Currently under construction near WAB, the new French International School of Beijing is being built with blocking smog in mind, a move that can’t come soon enough for parents and students who are anxious about pollution levels that make last APEC Blue feel like a distant memory.
The new campus for the French School will include a cutting edge ventilation system designed to pump "filtered and purified air into every classroom and the rest of the building," according to a recent South China Morning Post story.
That system will be further augmented by a high-tech pressurization system that will constantly increase the air pressure in classrooms, so that pollution will be staved off "even if the doors were open.”
The new school, which broke ground recently and is due to open for students in the spring of 2016, is yet another of Beijing’s international schools that are taking advanced measures to provide pollution protection for their students.

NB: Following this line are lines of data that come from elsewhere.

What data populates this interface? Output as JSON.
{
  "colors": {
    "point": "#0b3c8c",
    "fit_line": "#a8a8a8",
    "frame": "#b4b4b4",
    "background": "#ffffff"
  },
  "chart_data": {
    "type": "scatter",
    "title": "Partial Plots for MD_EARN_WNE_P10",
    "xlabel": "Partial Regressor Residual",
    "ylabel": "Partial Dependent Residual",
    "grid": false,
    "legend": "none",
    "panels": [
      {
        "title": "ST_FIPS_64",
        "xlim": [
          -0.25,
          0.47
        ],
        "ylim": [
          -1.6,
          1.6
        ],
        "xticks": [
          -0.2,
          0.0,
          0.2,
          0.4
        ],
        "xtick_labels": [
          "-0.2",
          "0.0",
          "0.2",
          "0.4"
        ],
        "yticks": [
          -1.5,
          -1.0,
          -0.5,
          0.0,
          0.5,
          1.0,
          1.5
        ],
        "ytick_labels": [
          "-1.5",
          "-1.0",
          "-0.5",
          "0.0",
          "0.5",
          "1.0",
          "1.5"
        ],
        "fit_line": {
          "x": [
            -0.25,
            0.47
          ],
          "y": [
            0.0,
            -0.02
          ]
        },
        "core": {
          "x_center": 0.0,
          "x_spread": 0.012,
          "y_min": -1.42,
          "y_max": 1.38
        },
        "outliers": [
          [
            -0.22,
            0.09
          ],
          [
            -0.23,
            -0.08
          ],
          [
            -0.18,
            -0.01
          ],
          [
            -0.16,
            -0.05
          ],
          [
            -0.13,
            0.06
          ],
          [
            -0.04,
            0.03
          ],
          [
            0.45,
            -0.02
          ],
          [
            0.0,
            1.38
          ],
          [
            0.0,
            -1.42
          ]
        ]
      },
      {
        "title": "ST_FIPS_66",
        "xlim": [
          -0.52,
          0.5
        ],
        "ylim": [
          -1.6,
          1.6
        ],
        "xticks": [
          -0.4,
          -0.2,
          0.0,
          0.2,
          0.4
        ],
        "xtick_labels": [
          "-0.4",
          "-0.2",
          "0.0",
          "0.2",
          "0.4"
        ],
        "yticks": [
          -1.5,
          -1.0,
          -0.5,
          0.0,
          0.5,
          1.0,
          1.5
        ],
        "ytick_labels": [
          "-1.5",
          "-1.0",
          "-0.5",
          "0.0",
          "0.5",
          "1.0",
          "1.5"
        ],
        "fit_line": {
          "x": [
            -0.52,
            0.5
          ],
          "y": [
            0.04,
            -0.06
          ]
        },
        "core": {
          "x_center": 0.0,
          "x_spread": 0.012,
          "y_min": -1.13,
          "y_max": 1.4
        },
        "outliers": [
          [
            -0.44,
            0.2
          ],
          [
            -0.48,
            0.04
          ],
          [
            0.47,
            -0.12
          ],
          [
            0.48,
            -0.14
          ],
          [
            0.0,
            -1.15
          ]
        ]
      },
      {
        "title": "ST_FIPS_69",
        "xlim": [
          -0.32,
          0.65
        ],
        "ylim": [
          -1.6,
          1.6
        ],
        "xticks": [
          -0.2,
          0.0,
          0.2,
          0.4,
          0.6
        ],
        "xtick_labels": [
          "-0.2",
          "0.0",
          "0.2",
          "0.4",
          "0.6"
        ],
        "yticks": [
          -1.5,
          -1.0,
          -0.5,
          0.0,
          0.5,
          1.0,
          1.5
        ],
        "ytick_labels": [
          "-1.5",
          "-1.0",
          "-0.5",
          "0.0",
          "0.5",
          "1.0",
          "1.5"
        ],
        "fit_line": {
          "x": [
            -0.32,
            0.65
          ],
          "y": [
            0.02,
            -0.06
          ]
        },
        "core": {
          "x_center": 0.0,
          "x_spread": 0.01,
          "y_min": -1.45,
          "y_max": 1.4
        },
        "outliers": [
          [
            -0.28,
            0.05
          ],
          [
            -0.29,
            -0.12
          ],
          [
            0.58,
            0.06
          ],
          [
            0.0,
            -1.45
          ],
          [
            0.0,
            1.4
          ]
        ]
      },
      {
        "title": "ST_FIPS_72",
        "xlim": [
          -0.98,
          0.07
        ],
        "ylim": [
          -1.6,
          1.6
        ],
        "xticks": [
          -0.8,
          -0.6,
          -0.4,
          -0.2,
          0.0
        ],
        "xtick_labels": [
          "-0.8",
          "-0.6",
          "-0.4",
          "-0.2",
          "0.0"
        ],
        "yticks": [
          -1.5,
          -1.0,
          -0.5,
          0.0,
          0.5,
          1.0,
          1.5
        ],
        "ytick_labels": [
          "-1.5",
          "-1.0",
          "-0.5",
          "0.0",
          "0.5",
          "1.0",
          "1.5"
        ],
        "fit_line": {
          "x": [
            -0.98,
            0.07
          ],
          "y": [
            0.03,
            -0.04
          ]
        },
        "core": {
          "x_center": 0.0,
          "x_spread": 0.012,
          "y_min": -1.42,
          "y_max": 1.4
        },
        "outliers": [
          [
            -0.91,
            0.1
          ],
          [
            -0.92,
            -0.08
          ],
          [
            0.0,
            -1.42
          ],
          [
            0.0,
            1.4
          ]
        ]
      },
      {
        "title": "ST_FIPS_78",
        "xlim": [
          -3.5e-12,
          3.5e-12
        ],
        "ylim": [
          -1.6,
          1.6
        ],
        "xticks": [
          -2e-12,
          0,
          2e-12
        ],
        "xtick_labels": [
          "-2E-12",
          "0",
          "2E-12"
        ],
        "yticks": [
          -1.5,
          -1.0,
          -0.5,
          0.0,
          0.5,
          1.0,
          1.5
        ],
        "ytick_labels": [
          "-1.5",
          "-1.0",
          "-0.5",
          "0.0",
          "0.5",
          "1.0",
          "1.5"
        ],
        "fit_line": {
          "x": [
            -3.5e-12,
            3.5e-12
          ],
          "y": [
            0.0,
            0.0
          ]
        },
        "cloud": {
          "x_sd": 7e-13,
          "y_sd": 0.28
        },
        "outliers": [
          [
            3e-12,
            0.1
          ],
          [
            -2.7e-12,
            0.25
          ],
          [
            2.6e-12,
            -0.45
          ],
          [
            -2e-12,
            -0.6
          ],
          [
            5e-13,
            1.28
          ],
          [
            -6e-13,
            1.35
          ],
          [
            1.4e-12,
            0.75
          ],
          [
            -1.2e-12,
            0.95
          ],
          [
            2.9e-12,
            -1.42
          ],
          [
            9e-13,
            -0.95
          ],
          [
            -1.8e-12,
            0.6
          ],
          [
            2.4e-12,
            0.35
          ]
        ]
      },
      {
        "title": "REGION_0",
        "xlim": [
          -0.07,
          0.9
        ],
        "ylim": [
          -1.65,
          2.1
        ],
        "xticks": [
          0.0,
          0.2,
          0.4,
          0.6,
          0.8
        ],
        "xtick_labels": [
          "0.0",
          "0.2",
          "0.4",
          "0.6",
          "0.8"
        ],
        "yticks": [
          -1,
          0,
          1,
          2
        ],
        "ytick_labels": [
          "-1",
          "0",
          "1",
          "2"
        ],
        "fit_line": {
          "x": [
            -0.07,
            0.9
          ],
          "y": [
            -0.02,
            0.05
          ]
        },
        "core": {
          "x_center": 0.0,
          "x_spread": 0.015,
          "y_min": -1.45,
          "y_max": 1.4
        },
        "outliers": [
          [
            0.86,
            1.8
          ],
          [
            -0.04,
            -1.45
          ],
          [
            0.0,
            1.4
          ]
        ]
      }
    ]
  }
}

This past February, CNN ran a story about The International School of Beijing’s installation of two $5 million domes designed to shield off outdoor play areas from smog, which it said allowed "students to play and exercise year-round.” The article added that the domes, while costly, were satisfactory to the school’s administration and students body because "until the skies clear, life in the bubble seems surprisingly good.”
WAB, BSB Shunyi and Dulwich College have also taken the plunge to introduce anti-pollution domes for their students.

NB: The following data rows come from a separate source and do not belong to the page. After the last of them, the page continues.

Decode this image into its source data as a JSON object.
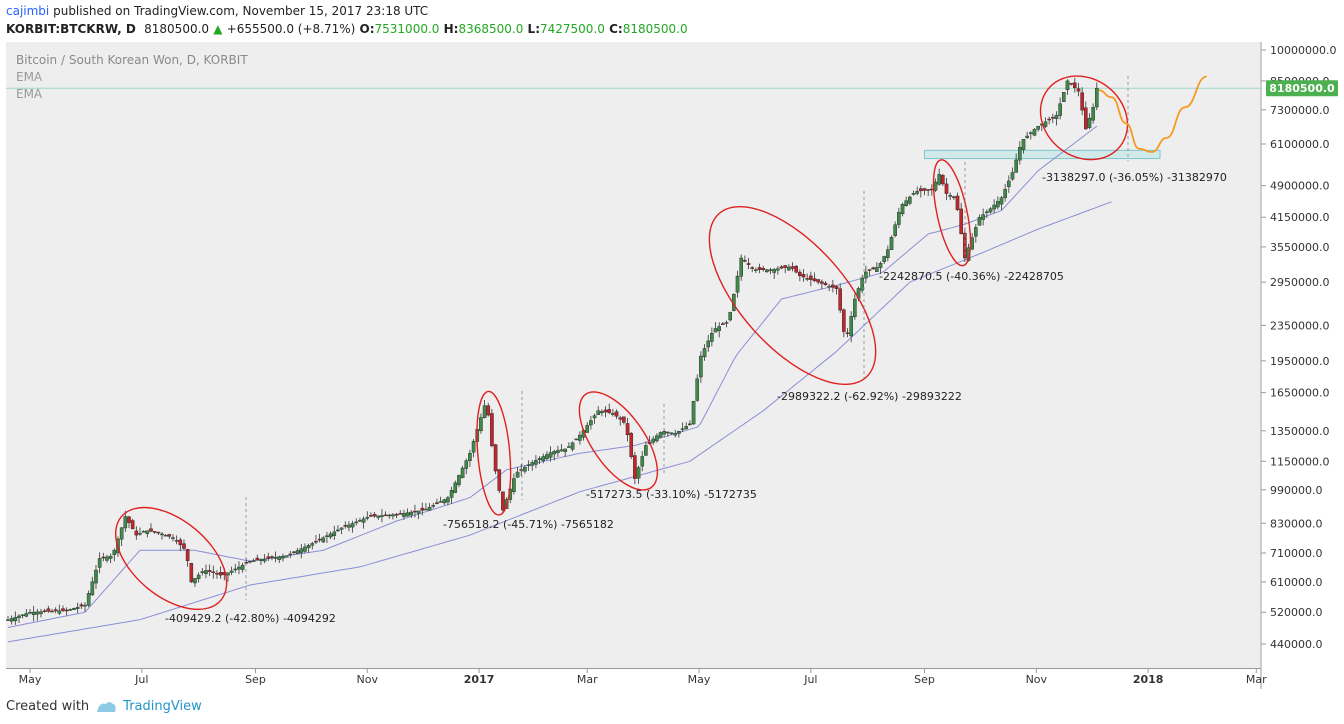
{
  "header": {
    "author": "cajimbi",
    "published_text": "published on TradingView.com, November 15, 2017 23:18 UTC",
    "symbol": "KORBIT:BTCKRW, D",
    "last": "8180500.0",
    "arrow": "▲",
    "change": "+655500.0 (+8.71%)",
    "open_label": "O:",
    "open": "7531000.0",
    "high_label": "H:",
    "high": "8368500.0",
    "low_label": "L:",
    "low": "7427500.0",
    "close_label": "C:",
    "close": "8180500.0"
  },
  "footer": {
    "created_with": "Created with",
    "brand": "TradingView"
  },
  "colors": {
    "background": "#eeeeee",
    "up_candle": "#3f8a4a",
    "down_candle": "#c0272d",
    "ellipse": "#e02020",
    "ema": "#8a8fd6",
    "projection": "#f59a23",
    "price_tag": "#4caf50",
    "box": "#bfe6e8"
  },
  "chart_data": {
    "type": "candlestick",
    "title": "Bitcoin / South Korean Won, D, KORBIT",
    "legend": [
      "EMA",
      "EMA"
    ],
    "scale": "log",
    "ylim": [
      380000,
      10500000
    ],
    "y_ticks": [
      10000000,
      8500000,
      7300000,
      6100000,
      4900000,
      4150000,
      3550000,
      2950000,
      2350000,
      1950000,
      1650000,
      1350000,
      1150000,
      990000,
      830000,
      710000,
      610000,
      520000,
      440000
    ],
    "y_tick_labels": [
      "10000000.0",
      "8500000.0",
      "7300000.0",
      "6100000.0",
      "4900000.0",
      "4150000.0",
      "3550000.0",
      "2950000.0",
      "2350000.0",
      "1950000.0",
      "1650000.0",
      "1350000.0",
      "1150000.0",
      "990000.0",
      "830000.0",
      "710000.0",
      "610000.0",
      "520000.0",
      "440000.0"
    ],
    "x_ticks": [
      {
        "label": "May",
        "day": 0,
        "bold": false
      },
      {
        "label": "Jul",
        "day": 61,
        "bold": false
      },
      {
        "label": "Sep",
        "day": 123,
        "bold": false
      },
      {
        "label": "Nov",
        "day": 184,
        "bold": false
      },
      {
        "label": "2017",
        "day": 245,
        "bold": true
      },
      {
        "label": "Mar",
        "day": 304,
        "bold": false
      },
      {
        "label": "May",
        "day": 365,
        "bold": false
      },
      {
        "label": "Jul",
        "day": 426,
        "bold": false
      },
      {
        "label": "Sep",
        "day": 488,
        "bold": false
      },
      {
        "label": "Nov",
        "day": 549,
        "bold": false
      },
      {
        "label": "2018",
        "day": 610,
        "bold": true
      },
      {
        "label": "Mar",
        "day": 669,
        "bold": false
      }
    ],
    "price_path": [
      [
        -12,
        500000
      ],
      [
        0,
        520000
      ],
      [
        20,
        525000
      ],
      [
        30,
        540000
      ],
      [
        38,
        690000
      ],
      [
        45,
        700000
      ],
      [
        52,
        860000
      ],
      [
        58,
        780000
      ],
      [
        63,
        800000
      ],
      [
        70,
        790000
      ],
      [
        78,
        770000
      ],
      [
        85,
        720000
      ],
      [
        88,
        610000
      ],
      [
        95,
        650000
      ],
      [
        105,
        630000
      ],
      [
        120,
        680000
      ],
      [
        140,
        700000
      ],
      [
        155,
        750000
      ],
      [
        170,
        810000
      ],
      [
        185,
        860000
      ],
      [
        200,
        870000
      ],
      [
        215,
        890000
      ],
      [
        228,
        950000
      ],
      [
        240,
        1200000
      ],
      [
        249,
        1590000
      ],
      [
        253,
        1150000
      ],
      [
        258,
        890000
      ],
      [
        265,
        1080000
      ],
      [
        275,
        1150000
      ],
      [
        285,
        1210000
      ],
      [
        293,
        1230000
      ],
      [
        300,
        1320000
      ],
      [
        310,
        1500000
      ],
      [
        318,
        1480000
      ],
      [
        325,
        1400000
      ],
      [
        330,
        1050000
      ],
      [
        336,
        1250000
      ],
      [
        345,
        1350000
      ],
      [
        352,
        1330000
      ],
      [
        360,
        1400000
      ],
      [
        366,
        2000000
      ],
      [
        373,
        2300000
      ],
      [
        381,
        2400000
      ],
      [
        388,
        3350000
      ],
      [
        395,
        3150000
      ],
      [
        405,
        3150000
      ],
      [
        415,
        3200000
      ],
      [
        420,
        3050000
      ],
      [
        430,
        2950000
      ],
      [
        440,
        2850000
      ],
      [
        445,
        2150000
      ],
      [
        450,
        2700000
      ],
      [
        455,
        3100000
      ],
      [
        463,
        3200000
      ],
      [
        468,
        3500000
      ],
      [
        475,
        4400000
      ],
      [
        483,
        4750000
      ],
      [
        492,
        4800000
      ],
      [
        496,
        5200000
      ],
      [
        500,
        4700000
      ],
      [
        505,
        4600000
      ],
      [
        510,
        3350000
      ],
      [
        518,
        4150000
      ],
      [
        523,
        4300000
      ],
      [
        530,
        4600000
      ],
      [
        536,
        5250000
      ],
      [
        541,
        6200000
      ],
      [
        550,
        6700000
      ],
      [
        560,
        7100000
      ],
      [
        566,
        8500000
      ],
      [
        572,
        8050000
      ],
      [
        576,
        6600000
      ],
      [
        580,
        7400000
      ],
      [
        582,
        8180500
      ]
    ],
    "ema_fast": [
      [
        -12,
        480000
      ],
      [
        30,
        520000
      ],
      [
        60,
        720000
      ],
      [
        90,
        720000
      ],
      [
        120,
        680000
      ],
      [
        160,
        720000
      ],
      [
        200,
        840000
      ],
      [
        240,
        950000
      ],
      [
        260,
        1100000
      ],
      [
        300,
        1200000
      ],
      [
        330,
        1250000
      ],
      [
        365,
        1380000
      ],
      [
        385,
        2000000
      ],
      [
        410,
        2700000
      ],
      [
        440,
        2900000
      ],
      [
        465,
        3100000
      ],
      [
        490,
        3800000
      ],
      [
        510,
        4000000
      ],
      [
        530,
        4300000
      ],
      [
        550,
        5300000
      ],
      [
        582,
        6700000
      ]
    ],
    "ema_slow": [
      [
        -12,
        445000
      ],
      [
        60,
        500000
      ],
      [
        120,
        600000
      ],
      [
        180,
        660000
      ],
      [
        240,
        780000
      ],
      [
        300,
        980000
      ],
      [
        360,
        1150000
      ],
      [
        400,
        1500000
      ],
      [
        440,
        2050000
      ],
      [
        480,
        2950000
      ],
      [
        520,
        3450000
      ],
      [
        550,
        3900000
      ],
      [
        590,
        4500000
      ]
    ],
    "drawdowns": [
      {
        "label": "-409429.2 (-42.80%) -4094292",
        "start_day": 52,
        "end_day": 90,
        "center_day": 77,
        "center_price": 690000
      },
      {
        "label": "-756518.2 (-45.71%) -7565182",
        "start_day": 249,
        "end_day": 258,
        "center_day": 253,
        "center_price": 1200000
      },
      {
        "label": "-517273.5 (-33.10%) -5172735",
        "start_day": 312,
        "end_day": 330,
        "center_day": 321,
        "center_price": 1280000
      },
      {
        "label": "-2989322.2 (-62.92%) -29893222",
        "start_day": 388,
        "end_day": 445,
        "center_day": 416,
        "center_price": 2750000
      },
      {
        "label": "-2242870.5 (-40.36%) -22428705",
        "start_day": 496,
        "end_day": 510,
        "center_day": 503,
        "center_price": 4250000
      },
      {
        "label": "-3138297.0 (-36.05%) -31382970",
        "start_day": 566,
        "end_day": 620,
        "center_day": 575,
        "center_price": 7000000
      }
    ],
    "projection": [
      [
        583,
        8100000
      ],
      [
        590,
        7800000
      ],
      [
        598,
        6800000
      ],
      [
        605,
        5950000
      ],
      [
        612,
        5850000
      ],
      [
        620,
        6300000
      ],
      [
        630,
        7400000
      ],
      [
        642,
        8700000
      ]
    ],
    "support_zone": {
      "start_day": 488,
      "end_day": 650,
      "top": 5900000,
      "bottom": 5650000
    },
    "current_price": 8180500,
    "current_price_label": "8180500.0"
  }
}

The SCMP piece noted that other local schools, like Harrow, have also installed air purifying technology in their classrooms.

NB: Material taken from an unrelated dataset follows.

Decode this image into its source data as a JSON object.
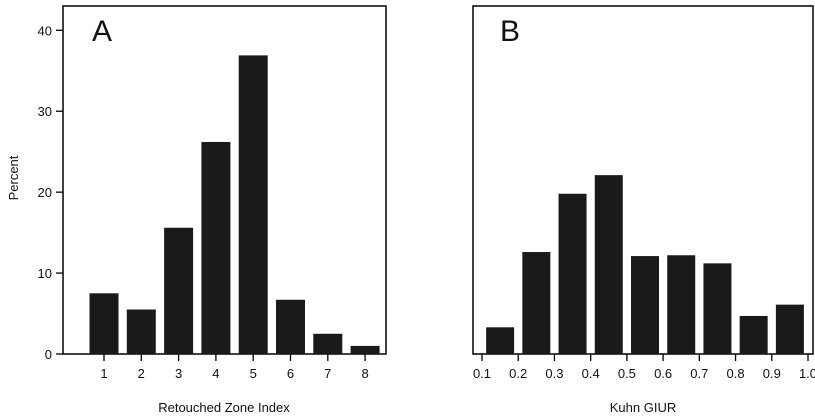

However, the architect of The French International School’s expansion, Jacques Ferrier, said that its simply not possible to make buildings 100% impenetrable to smog. "The problem of air pollution in Beijing can’t be treated by architecture alone. It has to be addressed at an urban scale, with cleaner factories, a huge incentive for electric vehicles and better public transport systems."
Until such broader solutions are reached, a French Embassy spokesperson told The Global Times that the French School’s new filtration system will be indispensable because: “… [it]will ensure optimal sanitary conditions that will allow all pedagogic activities to take place even in the event of an air pollution peak.”
The new campus will be under construction for the next 13 months to complete. Once open, The school’s current three locations in Sanlitun for primary, middle and high school students will close and all students will attend the new facility together.